その後、社会経済活動が再開され、求職者が増加する中で、完全失業率は緩やかな上昇 が続きましたが、就業者数は、女性を中心に持ち直しの動きが見られました。ただし、詳細は後述するが、雇用形態別に見れば、非正規の職員・従業員では、前年差で大きな減少幅が続いており、厳しい状況が続いています。

(完全失業率、有効求人倍率の推移)
さらに、2021(令和3)年1月に緊急事態宣言が再度発出されましたが、措置内容や実施区域が限定的であったこともあり、発出前の12月からの変動幅で見ると、前回のような急激な動きは見られず、2021年3月の完全失業率は2.6%、同月の有効求人倍率は1.10 倍となっています。しかしながら、完全失業率は、新型コロナウイルス感染症の感染拡大 前と比較すると高い水準であり、有効求人倍率 も1倍を上回っているものの、大きく低下している状況にある等、雇用情勢には厳しさが見られます。

(雇用者数の増減)
雇用者数の減少は、女性の非正規雇用で、また、宿泊業、飲食サービス業、生活関連サービス業等の特定の業種の非正規雇用で大きくなっています。雇用者数の減少を男女別、雇用形態別に見ると、2020年4月の緊急事態宣言下の社会 経済活動の停滞に伴い、特に女性の非正規雇用が大きく減少しました。その後、新型コロナ感 染拡大前から増加傾向で推移していた女性の正規雇用を中心に、雇用者数は徐々に持ち直しの動きが見られているが、非正規雇用においては、依然、新型コロナ感染拡大前の水準から大きく減少した状況が続いています。また、産業別、雇用形態別に見ると、「宿泊業、 飲食サービス業」については雇用形態を問わず減少が続いており、引き続き厳しさが見られ、また、「卸売業、小売業」、「製造業」、「生活関連サービス業、娯楽業」などで非正規 雇用の減少が続いています。

(現金給与総額)
雇用が維持されている一般労働者、パートタイム労働者とも所定外給与が大きく落ち込み、現金給与総額が減少しています。賃金の動向を見ると、一般労働者、パートタイム労働者とも、2020年4月の緊急事態宣言以降に所定外給与が大きく減少し、宣言解除後もその水準は戻っておらず、一般労働者の現金給与総額は前年同月と比べてマイナスの水準で推移しています。

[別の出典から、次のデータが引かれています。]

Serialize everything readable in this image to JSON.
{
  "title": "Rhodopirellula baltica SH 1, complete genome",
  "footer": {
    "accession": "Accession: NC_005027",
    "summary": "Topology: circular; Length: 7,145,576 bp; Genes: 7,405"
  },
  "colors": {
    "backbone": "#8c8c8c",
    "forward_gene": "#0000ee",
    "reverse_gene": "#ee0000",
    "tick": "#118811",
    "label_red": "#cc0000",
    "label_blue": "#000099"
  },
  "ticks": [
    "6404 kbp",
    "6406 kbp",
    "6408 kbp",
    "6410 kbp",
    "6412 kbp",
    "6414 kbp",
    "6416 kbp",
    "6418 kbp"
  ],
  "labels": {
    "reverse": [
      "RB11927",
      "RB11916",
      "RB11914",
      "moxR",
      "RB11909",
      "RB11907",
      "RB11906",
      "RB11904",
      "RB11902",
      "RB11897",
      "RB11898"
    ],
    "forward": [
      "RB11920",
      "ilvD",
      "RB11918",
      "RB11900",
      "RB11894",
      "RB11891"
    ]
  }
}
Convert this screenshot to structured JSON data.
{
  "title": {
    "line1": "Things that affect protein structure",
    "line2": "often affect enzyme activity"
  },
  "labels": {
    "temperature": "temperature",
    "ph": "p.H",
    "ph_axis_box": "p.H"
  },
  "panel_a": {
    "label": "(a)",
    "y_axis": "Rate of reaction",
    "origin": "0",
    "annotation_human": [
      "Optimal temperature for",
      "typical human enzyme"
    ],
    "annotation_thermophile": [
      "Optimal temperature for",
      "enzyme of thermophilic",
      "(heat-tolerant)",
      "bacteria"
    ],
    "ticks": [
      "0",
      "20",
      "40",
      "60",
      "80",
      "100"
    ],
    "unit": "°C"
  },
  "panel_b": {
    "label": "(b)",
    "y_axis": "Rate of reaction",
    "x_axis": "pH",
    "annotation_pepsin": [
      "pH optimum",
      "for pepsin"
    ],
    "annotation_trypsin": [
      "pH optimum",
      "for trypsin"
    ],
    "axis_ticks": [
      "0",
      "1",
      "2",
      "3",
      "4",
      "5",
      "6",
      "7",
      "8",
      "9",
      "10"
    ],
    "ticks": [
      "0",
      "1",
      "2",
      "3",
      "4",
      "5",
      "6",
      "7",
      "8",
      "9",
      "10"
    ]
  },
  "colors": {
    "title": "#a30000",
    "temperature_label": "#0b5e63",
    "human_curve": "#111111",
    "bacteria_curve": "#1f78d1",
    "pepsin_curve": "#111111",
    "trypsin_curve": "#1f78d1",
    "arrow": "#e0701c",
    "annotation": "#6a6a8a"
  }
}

(新型コロナウイルス感染症に関連した自身の雇用や収入にかかわる影響)
独立行政法人労働政策研究・研修機構が実施したアンケート調査からは、2020年12月時点の調査で新型コロナウイルス感染症の影響が「大いに」「ある程度」あったと回答した者の6割超が収入の減少の影響があるとしており、収入の減少は、仕事を失った者だけでなく、雇用が維持されている者にも少なからず及んでいることがわかります。